Costs of Cardiovascular Disease Enough to Make Your Heart Race

Cost of treating heart disease dramatically rising in the U.S. and Canada

(RxWiki News) Costs associated with treating heart disease and heart conditions increased more than 200 percent in Canada from 1996 to 2006, and are expected to triple in the U.S. by 2030.

The panel of cost experts estimated future medical costs based on current rates of disease. They utilized Census data for adjustments in population changes in age and race, and said more effective prevention strategies are needed to ease the growing burden of heart disease.

The panel predicts costs for heart disease will rise from $273 billion to $818 billion, based on 2008 dollar values, in the next 20 years. Heart disease is the leading cause of death in the United States and accounts for 17 percent of overall national health expenditures.

Paul Heidenreich, M.D., chair of the American Heart Association expert panel, said that despite recent success in reducing and treating cardiovascular diseases such as high blood pressure, heart attack and stroke over the past half-century, "we will have an enormous financial burden on top of the disease itself," even if current rates are maintained.

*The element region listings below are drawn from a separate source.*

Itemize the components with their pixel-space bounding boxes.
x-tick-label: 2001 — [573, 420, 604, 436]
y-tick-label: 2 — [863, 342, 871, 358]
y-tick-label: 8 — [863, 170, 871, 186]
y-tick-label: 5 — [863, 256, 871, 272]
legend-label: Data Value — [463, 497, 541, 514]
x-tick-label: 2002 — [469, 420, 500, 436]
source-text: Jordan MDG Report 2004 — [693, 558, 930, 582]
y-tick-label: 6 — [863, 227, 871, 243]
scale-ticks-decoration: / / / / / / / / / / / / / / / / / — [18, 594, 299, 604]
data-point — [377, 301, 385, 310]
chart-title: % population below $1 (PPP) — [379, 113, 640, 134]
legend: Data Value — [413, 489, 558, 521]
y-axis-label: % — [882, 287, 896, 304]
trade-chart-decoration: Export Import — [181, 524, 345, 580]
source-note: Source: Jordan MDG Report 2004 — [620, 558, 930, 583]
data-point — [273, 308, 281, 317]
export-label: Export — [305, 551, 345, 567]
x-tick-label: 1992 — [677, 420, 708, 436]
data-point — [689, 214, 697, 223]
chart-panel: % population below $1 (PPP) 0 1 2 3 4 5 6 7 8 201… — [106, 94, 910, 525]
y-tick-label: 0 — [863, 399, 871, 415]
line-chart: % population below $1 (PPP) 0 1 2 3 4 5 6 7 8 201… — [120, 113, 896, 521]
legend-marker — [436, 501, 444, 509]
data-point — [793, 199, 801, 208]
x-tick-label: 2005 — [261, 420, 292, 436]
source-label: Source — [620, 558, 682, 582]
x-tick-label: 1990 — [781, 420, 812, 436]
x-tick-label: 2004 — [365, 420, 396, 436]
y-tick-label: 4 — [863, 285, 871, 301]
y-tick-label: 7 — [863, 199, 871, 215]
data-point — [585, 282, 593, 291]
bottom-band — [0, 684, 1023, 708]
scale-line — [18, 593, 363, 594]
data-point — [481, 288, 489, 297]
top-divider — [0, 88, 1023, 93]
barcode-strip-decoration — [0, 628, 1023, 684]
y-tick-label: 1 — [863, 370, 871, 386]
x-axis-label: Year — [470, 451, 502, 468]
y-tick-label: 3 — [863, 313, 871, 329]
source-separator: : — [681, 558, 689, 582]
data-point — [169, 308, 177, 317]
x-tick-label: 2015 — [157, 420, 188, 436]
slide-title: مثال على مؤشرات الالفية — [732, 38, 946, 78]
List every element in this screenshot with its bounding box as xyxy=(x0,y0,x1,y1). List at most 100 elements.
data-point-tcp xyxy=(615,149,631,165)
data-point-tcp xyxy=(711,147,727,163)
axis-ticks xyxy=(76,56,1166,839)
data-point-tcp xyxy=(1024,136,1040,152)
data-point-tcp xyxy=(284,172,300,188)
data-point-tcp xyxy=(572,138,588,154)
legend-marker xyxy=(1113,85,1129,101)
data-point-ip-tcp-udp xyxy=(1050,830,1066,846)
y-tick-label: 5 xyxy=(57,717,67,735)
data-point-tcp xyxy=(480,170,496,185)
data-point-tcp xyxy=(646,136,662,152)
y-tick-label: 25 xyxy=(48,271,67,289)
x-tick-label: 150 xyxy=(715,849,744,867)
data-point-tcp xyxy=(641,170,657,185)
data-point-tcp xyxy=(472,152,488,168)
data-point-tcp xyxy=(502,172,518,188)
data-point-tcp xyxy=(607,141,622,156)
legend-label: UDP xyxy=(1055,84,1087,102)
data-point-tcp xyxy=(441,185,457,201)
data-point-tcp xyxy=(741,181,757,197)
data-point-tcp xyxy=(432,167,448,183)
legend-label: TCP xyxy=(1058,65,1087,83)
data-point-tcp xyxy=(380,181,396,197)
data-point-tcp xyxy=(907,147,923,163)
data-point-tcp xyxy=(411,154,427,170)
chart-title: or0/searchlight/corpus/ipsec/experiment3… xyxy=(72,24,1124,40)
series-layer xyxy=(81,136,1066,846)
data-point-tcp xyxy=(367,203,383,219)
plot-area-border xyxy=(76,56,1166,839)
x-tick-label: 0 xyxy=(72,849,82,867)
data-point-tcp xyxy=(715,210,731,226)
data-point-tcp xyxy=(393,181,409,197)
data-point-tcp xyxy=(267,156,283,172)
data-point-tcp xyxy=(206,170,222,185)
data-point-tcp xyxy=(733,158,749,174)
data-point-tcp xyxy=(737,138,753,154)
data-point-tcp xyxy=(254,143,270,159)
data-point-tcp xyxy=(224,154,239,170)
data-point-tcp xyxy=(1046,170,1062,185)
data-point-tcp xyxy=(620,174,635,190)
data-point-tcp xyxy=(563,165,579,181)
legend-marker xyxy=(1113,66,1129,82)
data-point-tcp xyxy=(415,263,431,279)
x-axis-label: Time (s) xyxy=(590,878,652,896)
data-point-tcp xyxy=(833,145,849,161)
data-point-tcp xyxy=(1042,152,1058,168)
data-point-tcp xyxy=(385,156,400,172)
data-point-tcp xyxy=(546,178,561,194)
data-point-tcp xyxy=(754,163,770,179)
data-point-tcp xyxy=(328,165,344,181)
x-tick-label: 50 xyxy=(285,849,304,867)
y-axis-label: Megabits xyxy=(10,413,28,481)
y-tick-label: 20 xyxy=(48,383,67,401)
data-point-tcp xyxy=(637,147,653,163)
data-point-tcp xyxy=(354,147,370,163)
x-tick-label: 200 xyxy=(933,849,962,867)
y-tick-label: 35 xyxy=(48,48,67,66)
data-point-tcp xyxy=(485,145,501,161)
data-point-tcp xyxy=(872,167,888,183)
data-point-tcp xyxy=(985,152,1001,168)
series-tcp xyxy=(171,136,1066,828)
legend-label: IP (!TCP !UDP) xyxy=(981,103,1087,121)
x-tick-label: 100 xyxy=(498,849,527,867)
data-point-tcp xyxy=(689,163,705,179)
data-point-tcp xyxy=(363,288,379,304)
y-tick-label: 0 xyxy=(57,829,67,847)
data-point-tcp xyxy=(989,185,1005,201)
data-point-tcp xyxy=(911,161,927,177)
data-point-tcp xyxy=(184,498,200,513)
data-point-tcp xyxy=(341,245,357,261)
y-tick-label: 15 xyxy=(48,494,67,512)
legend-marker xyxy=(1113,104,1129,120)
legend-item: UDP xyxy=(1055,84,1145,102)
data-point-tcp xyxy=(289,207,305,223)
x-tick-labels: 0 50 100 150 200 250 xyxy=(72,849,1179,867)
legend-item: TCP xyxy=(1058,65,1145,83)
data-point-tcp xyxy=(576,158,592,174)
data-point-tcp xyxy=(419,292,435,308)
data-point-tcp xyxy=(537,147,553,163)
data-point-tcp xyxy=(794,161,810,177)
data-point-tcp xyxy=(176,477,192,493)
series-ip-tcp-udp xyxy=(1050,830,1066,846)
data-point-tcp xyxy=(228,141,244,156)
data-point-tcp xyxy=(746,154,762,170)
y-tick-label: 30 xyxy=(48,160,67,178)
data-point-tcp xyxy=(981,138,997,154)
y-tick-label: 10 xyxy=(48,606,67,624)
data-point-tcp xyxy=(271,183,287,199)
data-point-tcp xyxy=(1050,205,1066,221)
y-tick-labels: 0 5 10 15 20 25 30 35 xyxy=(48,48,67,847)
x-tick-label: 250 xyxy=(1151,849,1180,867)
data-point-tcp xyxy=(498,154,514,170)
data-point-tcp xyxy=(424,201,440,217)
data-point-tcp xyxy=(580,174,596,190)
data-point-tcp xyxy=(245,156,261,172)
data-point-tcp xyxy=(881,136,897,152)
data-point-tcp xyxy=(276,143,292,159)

Meanwhile Canada faces its own heart-disease related economic burden.

A new study found the country's healthcare system could have saved $77 million dollars in 2006 if it had adopted more restrictive cardiovascular drug policies by replacing prescriptions for more expensive blood-pressure drugs with prescriptions for less expensive but just-as-effective medications. From 1996 to 2006, drug costs to treat cardiovascular conditions rose by 200 percent, marked in part by prescriptions for angiotensin-receptor blockers (ARBs, used to treat hypertension), which increased 4000 percent.

Aangiotensin-receptor blockers are considerably more expensive than another type of hypertensive treatment, angiotensin-converting-enzyme (ACE) inhibitors, but are no more effective at treating high blood pressure, heart failure or the secondary prevention of coronary artery disease. The only advantage ARBs hold over ACE inhibitors is a reduction in benign, dry cough, according to the report.

"Measures are needed to deal with the rising health care costs," wrote the authors, given future economic uncertainties complicated by the demographic shift to an older population with a relatively shrinking tax base.